And for the second time since she came to Elsewhere, Liz pauses and considers this question. "I am," she says. "I have a lot of friends. And I have a dog called Sadie. And I see Betty. She's our grandma, the one who died. You'd like her so much. Her sense of humor is like yours. I miss you guys all the time. Oh God, Alvy, there's so much I want to talk to you about."

"I know! There's so much I want to tell you and ask you, too, but I can't remember what."

"I'm sorry about that time with the sweater."

"You aren't still thinking about that, are you?" Alvy shrugs. "Don't even mention it. It all worked out."

"I'm sorry if I got you in trouble."

"Please. Mom and Dad were total disasters after you died. Everything set them off. I know the sweater definitely helped Dad."

"I'm sorry if it's been hard for you, then. Hard because of me."

"Lizzie, the only thing that's been hard is missing my sister."

"You have such a good heart. Do you know that? You were always the best kid in the world. If I was ever annoyed at you or anything, it's just 'cause you were so much younger than me and also I was used to being an only child."

"I know that, Lizzie, and I love you, too."

Owen hears the sound of the net coming toward them. Owen whispers to Liz, "They're almost here."

"Who's with you?" Alvy asks.

"That's Owen. He's my" she pauses "boyfriend."

Alvy nods. "Cool."

"Nice to meet you, Alvy," Owen says.

"We met before, didn't we? Your voice is familiar. You were the guy who told me the right closet."

Alvy asks.

"Yup," Owen says, "that was me."

"By the way, Alvy," Liz asks, "how did you ever hear me tonight?"

"I always listen to the water. I've been listening since I was little," Alvy says. "I could never stop hoping it might be you."

At that moment, Liz feels a familiar net pulling her and Owen away from the Well.

Liz sighs.

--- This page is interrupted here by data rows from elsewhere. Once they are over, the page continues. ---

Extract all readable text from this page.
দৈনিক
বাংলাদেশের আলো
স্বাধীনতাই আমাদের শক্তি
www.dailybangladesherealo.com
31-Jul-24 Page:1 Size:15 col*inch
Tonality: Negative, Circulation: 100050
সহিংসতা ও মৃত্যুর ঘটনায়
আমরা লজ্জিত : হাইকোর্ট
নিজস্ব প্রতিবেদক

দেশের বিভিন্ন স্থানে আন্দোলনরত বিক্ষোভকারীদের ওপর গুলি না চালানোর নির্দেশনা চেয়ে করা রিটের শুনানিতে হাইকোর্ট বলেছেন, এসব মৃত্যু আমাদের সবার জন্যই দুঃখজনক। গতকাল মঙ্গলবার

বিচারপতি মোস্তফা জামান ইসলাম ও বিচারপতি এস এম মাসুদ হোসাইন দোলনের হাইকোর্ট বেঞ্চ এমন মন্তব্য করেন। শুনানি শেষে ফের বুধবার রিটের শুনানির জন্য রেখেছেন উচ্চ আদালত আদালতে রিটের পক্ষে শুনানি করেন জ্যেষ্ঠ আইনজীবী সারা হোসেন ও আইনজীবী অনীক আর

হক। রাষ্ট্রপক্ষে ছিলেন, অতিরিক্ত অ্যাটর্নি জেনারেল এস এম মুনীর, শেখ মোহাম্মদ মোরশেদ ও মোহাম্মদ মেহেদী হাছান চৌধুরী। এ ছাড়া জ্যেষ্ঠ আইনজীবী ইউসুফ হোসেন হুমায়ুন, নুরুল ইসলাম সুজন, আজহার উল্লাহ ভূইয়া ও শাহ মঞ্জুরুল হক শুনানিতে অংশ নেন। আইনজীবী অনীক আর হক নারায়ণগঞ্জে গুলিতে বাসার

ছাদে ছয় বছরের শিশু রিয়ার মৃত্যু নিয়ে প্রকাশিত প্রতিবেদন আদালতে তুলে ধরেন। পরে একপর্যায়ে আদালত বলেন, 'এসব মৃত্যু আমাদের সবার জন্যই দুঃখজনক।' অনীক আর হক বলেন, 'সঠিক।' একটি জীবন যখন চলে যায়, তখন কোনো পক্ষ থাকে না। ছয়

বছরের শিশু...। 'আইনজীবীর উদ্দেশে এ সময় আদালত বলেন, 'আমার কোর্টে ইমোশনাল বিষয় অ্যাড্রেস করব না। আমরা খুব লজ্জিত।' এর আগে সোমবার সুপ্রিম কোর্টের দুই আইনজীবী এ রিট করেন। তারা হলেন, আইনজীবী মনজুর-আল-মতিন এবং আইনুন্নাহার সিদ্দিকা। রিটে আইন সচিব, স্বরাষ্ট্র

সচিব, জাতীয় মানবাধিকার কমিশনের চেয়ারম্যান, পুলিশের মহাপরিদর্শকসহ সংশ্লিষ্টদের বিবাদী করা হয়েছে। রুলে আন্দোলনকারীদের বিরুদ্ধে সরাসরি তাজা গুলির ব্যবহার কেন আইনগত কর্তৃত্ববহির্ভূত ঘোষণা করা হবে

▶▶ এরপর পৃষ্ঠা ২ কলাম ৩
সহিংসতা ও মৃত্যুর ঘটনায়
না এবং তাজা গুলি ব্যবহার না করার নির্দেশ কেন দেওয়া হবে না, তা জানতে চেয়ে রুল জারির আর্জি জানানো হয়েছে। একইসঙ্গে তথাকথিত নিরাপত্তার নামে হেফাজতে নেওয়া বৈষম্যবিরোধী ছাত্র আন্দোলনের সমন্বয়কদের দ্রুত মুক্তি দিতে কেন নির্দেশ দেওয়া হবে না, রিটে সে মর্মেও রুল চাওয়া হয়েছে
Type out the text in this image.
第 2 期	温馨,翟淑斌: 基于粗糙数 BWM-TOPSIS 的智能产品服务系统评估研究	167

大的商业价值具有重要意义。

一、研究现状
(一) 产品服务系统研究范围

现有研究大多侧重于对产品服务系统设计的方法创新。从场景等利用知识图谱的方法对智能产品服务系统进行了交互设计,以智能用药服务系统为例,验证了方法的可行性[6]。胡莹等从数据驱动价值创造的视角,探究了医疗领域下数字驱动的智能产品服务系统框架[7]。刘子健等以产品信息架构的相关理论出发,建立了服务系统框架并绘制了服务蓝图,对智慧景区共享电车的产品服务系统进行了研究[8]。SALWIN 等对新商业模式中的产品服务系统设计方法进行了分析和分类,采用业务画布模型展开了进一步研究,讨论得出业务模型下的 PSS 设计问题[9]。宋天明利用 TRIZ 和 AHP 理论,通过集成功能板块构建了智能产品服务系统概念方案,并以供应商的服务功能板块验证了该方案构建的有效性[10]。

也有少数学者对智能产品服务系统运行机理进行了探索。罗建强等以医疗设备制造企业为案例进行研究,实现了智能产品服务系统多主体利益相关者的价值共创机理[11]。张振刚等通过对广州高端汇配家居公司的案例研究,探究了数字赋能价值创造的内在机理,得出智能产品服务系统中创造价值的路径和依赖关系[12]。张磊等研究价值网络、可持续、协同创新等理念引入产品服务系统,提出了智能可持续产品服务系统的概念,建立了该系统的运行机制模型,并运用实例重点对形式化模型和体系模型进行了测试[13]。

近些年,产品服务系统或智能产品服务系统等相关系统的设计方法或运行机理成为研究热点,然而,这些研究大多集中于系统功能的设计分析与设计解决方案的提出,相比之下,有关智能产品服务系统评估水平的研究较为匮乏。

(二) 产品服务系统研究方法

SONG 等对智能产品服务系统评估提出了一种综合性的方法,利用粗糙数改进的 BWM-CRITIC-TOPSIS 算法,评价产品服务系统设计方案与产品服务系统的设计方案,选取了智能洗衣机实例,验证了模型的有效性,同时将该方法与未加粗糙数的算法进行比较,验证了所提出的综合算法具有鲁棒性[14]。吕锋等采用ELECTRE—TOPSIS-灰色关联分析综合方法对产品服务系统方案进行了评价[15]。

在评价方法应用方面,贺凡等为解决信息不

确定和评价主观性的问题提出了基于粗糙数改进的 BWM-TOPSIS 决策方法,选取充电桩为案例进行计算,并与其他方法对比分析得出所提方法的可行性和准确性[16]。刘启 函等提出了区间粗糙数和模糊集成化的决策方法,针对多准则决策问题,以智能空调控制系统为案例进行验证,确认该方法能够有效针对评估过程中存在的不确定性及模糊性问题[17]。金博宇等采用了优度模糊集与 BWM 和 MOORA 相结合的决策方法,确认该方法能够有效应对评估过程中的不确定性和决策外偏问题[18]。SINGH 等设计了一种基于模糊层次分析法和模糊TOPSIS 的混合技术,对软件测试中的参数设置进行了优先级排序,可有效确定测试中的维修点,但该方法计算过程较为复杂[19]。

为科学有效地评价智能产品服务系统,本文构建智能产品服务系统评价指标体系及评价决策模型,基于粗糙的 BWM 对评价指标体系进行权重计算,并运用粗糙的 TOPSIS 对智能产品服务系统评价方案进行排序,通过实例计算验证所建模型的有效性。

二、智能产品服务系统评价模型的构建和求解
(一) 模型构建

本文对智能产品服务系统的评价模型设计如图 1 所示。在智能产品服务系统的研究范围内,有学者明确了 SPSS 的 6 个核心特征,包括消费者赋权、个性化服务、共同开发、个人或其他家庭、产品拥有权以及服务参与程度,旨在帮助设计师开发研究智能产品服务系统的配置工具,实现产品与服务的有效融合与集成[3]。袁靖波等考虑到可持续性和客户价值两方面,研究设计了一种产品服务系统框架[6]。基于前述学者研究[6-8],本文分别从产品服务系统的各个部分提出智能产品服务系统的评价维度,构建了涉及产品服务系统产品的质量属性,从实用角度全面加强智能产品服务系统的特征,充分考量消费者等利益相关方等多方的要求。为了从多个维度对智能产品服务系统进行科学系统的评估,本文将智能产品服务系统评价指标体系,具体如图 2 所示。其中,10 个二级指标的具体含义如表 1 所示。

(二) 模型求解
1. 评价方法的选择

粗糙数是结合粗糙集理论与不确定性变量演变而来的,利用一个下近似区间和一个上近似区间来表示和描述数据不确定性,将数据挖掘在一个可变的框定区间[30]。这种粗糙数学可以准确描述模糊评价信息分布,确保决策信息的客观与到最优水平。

So the wedding wasn't exactly like she imagined it would be. But then, what in life is?

"Your brother is a really cool kid," Owen says on the ride back up.

"He is," Liz agrees. "All things considered, it was a nice wedding, don't you think?"

"It was," Owen agrees.

"And Zooey was beautiful," Liz adds.

Owen shrugs. "I didn't really get a good chance to look at her. All brides look about the same anyway."

Liz latches her fingers into the net. "Sometimes I wish I could get a white dress."

"You have a white dress, Liz," says Owen, "though it's more like pajamas."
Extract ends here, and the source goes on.